My first job was as a sys admin, and I was explicitly told that they hired me because my eyes didn't glaze over when the interview covered their static ip network

The thing is, that was then. Now suggesting a static ip immediately begs the question of what wouldn't you use dns to solve the problem instead.

Dns doesn't solve all cases but it does now cover a significant number. The industry has changed enough that I no longer expect anyone who doesn't have some background with networking specific concerns to know this stuff

I couldn't tell you if this is a net positive, but it definitely feels less relevant to my day-to-day than being competent with whatever DSL your CI pipeline uses


Is your home printer using DNS?



dhcp. Boring, simple, and insufficient for professional work imo. Not a problem for a largely static home network

At work "the ricoh guy" manages the printers. You can access them by name (wins) or ip. I think that's a good enough solution, but it focuses all the static ip work to one small team (possibly 1 person) and to everyone else it's some characters you effectively copy paste once per laptop refresh. No networking knowledge necessary

To be clear, it's not that I think these skills lack value or practical application in lots of professional settings, it's that I think their relative position to other things has gone down


A typical modern home printer is connected to WiFi and uses that to reach the cloud where most of the actual implementation for printing lives. So, yes.

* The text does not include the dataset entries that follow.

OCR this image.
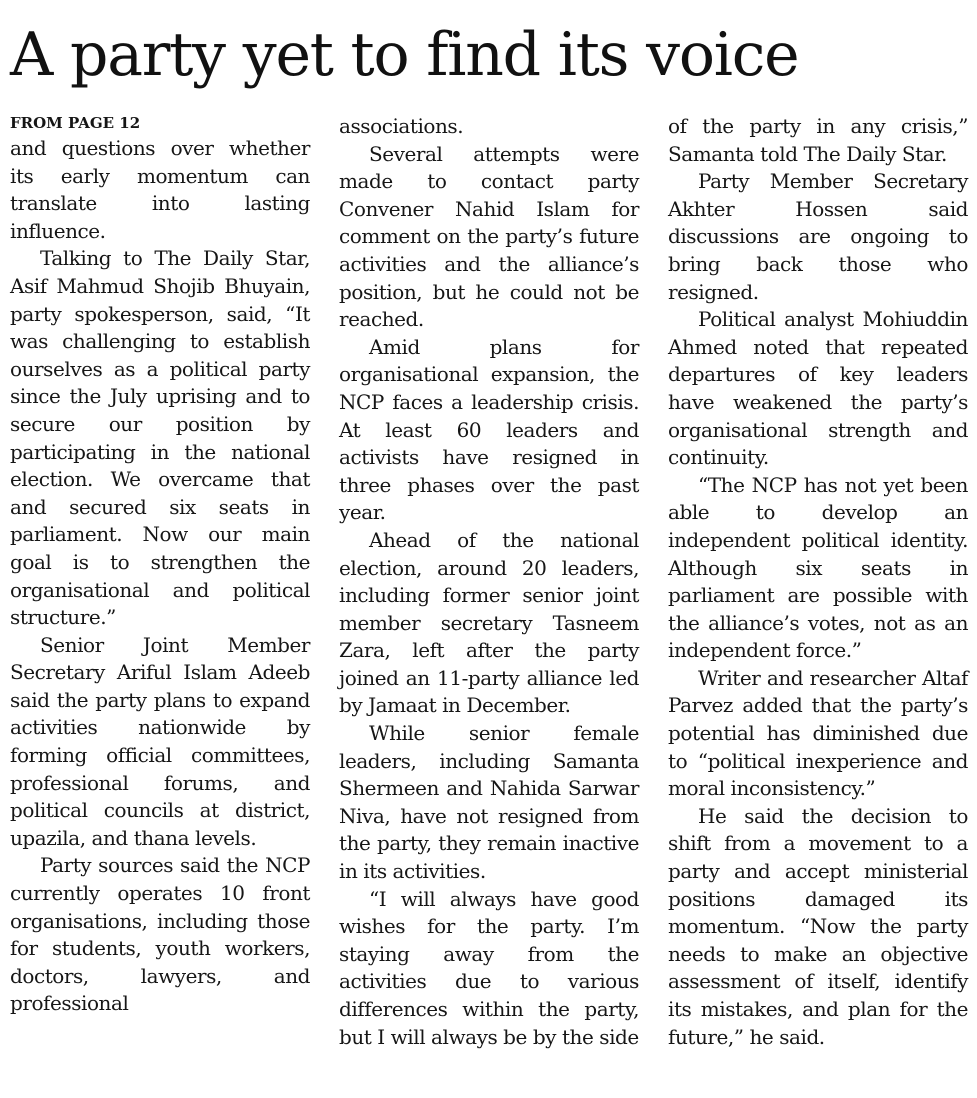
A party yet to find its voice
FROM PAGE 12

and questions over whether its early momentum can translate into lasting influence.

Talking to The Daily Star, Asif Mahmud Shojib Bhuyain, party spokesperson, said, “It was challenging to establish ourselves as a political party since the July uprising and to secure our position by participating in the national election. We overcame that and secured six seats in parliament. Now our main goal is to strengthen the organisational and political structure.”

Senior Joint Member Secretary Ariful Islam Adeeb said the party plans to expand activities nationwide by forming official committees, professional forums, and political councils at district, upazila, and thana levels.

Party sources said the NCP currently operates 10 front organisations, including those for students, youth workers, doctors, lawyers, and professional

associations.

Several attempts were made to contact party Convener Nahid Islam for comment on the party’s future activities and the alliance’s position, but he could not be reached.

Amid plans for organisational expansion, the NCP faces a leadership crisis. At least 60 leaders and activists have resigned in three phases over the past year.

Ahead of the national election, around 20 leaders, including former senior joint member secretary Tasneem Zara, left after the party joined an 11-party alliance led by Jamaat in December.

While senior female leaders, including Samanta Shermeen and Nahida Sarwar Niva, have not resigned from the party, they remain inactive in its activities.

“I will always have good wishes for the party. I’m staying away from the activities due to various differences within the party, but I will always be by the side

of the party in any crisis,” Samanta told The Daily Star.

Party Member Secretary Akhter Hossen said discussions are ongoing to bring back those who resigned.

Political analyst Mohiuddin Ahmed noted that repeated departures of key leaders have weakened the party’s organisational strength and continuity.

“The NCP has not yet been able to develop an independent political identity. Although six seats in parliament are possible with the alliance’s votes, not as an independent force.”

Writer and researcher Altaf Parvez added that the party’s potential has diminished due to “political inexperience and moral inconsistency.”

He said the decision to shift from a movement to a party and accept ministerial positions damaged its momentum. “Now the party needs to make an objective assessment of itself, identify its mistakes, and plan for the future,” he said.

My mother's (5+ year old) all-in-one colour printer etc. will cheerfully scan a page and email it to her, because of course although the sensors turning the page into image data are physically in the scanner, all the actual software she's using is "in the cloud" so sending her an email is no harder than turning it into a downloadable ("saved") PDF.


Could you explain in simple terms how knowing how to change the PCIe card in your computer without looking up instructions has had an effect on your ability to write software?



That does not answer the question at all.


No overlap in one's profession with an abutting profession determines a lack in skill or time with it. Ex. the chef that can't sharpen a knife, or a chemist that has no knowledge of physics, or the Software Engineer that doesn't know the difference between a file's size and its size on disk.